I felt useless as a parent and judged every decision I made with negativity. I couldn't see a way forward. It was tied up with Leila's unhappiness at kinder, her separation anxiety and anxiety in general and I just had nothing left.

I felt I had to do something and in the end sought professional help and starting seeing a psychologist specialising in children. I went along to that first session in December thinking that she was going to give me tools, a written list preferably, telling me what to do to make life better for Leila and in turn us.

I don't know how many of you have ever been to see a therapist of some sort, but I was mildly amused to find it's just like the movies. The room has two comfy chairs, a clock on the table between us and the psych says "So, ....." and then waits for you to speak. I think they must spend a lot of time practising their staring down because I tried not to speak on occasion and yet she had much more will power than me, so you blab on to fill the gaps.

There have been no revelations, there has been very little feedback at all on her part and actually no proactive advice and yet somehow, I feel a changed person. It's very very strange. I am guessing that the act alone of simply talking to a stranger and venting in a way somehow is very cathartic. After the first session I wept that evening and Geoff kept asking "What did she say?" wondering what had upset me so. There was in fact nothing, it was just the release of it all.

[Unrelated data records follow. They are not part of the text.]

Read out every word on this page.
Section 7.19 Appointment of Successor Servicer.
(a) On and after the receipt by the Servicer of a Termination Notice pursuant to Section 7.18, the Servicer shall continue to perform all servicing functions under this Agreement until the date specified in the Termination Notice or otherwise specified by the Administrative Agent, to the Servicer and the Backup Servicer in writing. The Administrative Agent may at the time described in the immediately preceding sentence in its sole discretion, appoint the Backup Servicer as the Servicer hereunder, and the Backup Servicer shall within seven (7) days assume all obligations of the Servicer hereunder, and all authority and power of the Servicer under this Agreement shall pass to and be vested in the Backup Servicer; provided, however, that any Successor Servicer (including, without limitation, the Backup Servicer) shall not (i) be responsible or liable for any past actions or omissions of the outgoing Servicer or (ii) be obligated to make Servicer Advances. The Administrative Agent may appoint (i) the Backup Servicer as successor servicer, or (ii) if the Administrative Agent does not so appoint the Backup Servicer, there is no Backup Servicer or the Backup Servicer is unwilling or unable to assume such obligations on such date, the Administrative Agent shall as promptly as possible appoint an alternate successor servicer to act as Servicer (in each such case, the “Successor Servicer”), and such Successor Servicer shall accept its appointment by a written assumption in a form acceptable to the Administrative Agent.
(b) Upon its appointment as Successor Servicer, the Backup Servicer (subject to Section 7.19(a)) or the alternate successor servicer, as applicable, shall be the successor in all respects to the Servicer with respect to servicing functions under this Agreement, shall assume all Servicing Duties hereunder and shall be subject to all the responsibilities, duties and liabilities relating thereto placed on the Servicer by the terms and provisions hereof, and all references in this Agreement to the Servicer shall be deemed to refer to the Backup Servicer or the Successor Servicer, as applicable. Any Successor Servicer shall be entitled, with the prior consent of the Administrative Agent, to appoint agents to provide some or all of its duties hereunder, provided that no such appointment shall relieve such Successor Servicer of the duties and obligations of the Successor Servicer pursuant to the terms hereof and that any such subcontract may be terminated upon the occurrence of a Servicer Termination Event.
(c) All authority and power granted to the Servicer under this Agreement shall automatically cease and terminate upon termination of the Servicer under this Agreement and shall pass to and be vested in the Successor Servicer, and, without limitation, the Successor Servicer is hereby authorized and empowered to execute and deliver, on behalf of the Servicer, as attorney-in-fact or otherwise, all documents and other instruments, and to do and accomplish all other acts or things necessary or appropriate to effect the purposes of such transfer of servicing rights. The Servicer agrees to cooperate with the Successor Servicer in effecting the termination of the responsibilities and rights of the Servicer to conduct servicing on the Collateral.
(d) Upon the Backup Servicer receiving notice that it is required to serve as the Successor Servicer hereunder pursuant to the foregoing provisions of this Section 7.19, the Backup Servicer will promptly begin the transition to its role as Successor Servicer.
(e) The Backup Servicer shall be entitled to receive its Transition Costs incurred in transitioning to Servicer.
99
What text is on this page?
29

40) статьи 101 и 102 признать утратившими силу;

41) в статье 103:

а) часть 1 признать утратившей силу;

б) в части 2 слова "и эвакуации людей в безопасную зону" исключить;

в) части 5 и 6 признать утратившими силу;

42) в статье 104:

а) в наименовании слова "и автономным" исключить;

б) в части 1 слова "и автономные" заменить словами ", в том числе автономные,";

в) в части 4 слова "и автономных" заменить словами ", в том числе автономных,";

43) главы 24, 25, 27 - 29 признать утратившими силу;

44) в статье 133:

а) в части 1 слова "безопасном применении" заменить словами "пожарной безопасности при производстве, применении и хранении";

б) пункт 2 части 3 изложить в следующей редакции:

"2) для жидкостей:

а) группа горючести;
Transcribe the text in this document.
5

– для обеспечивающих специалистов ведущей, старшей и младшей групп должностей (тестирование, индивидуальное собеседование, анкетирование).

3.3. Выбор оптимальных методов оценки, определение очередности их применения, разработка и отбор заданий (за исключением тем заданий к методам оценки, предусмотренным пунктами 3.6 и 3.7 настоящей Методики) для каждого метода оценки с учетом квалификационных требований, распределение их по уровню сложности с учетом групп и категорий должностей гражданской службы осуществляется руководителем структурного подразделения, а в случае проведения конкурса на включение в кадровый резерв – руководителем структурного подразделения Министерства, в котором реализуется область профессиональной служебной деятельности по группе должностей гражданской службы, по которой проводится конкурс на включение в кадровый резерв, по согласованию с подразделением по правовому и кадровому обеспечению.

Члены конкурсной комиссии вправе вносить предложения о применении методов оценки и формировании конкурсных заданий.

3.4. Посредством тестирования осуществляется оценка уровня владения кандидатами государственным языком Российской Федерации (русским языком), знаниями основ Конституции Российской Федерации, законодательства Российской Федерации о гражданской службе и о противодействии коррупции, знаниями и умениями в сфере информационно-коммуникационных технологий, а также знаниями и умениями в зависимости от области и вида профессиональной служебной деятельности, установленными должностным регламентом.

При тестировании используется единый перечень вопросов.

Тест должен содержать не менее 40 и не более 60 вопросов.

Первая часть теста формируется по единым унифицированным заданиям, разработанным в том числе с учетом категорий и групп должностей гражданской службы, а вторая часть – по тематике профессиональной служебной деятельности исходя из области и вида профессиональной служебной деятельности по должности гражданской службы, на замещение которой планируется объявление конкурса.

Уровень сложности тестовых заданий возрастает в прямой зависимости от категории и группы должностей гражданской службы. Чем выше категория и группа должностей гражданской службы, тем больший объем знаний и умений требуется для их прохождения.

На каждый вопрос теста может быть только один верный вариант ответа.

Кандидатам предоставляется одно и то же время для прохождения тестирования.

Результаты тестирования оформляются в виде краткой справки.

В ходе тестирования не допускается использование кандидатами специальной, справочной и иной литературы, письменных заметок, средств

I've tried to explain to friends how I feel different, because I really really do and think it's noticeable. I think when you get to the very depth of misery you realise that you can't go any lower, that you have to do something about it, you simply have to. Somehow, and I can't explain why because it wasn't conscious, but somehow I decided to simply not be upset anymore, to be happy. I stopped fighting against Leila and started being there for her in a very basic and honest way. It seems so simple now, but she's really responded, is more confident, is happier and I certainly am. Her reactions fed of mine so much, we fed off each other's miseries and it was awful. Now we've turned the corner and we're both feeding off each other's happiness and it's infectious. It was actually never really about her and more about me.

I'm a very self sufficient person and although I've had difficult times in my life, I've always had the attitude that I can work it out for myself. I'm not a therapy convert, I'm not addicted and for now have no need to go back. But I won't suffer through a situation again, not when the simple act of talking to a stranger, albeit for an hourly rate, can turn your life around.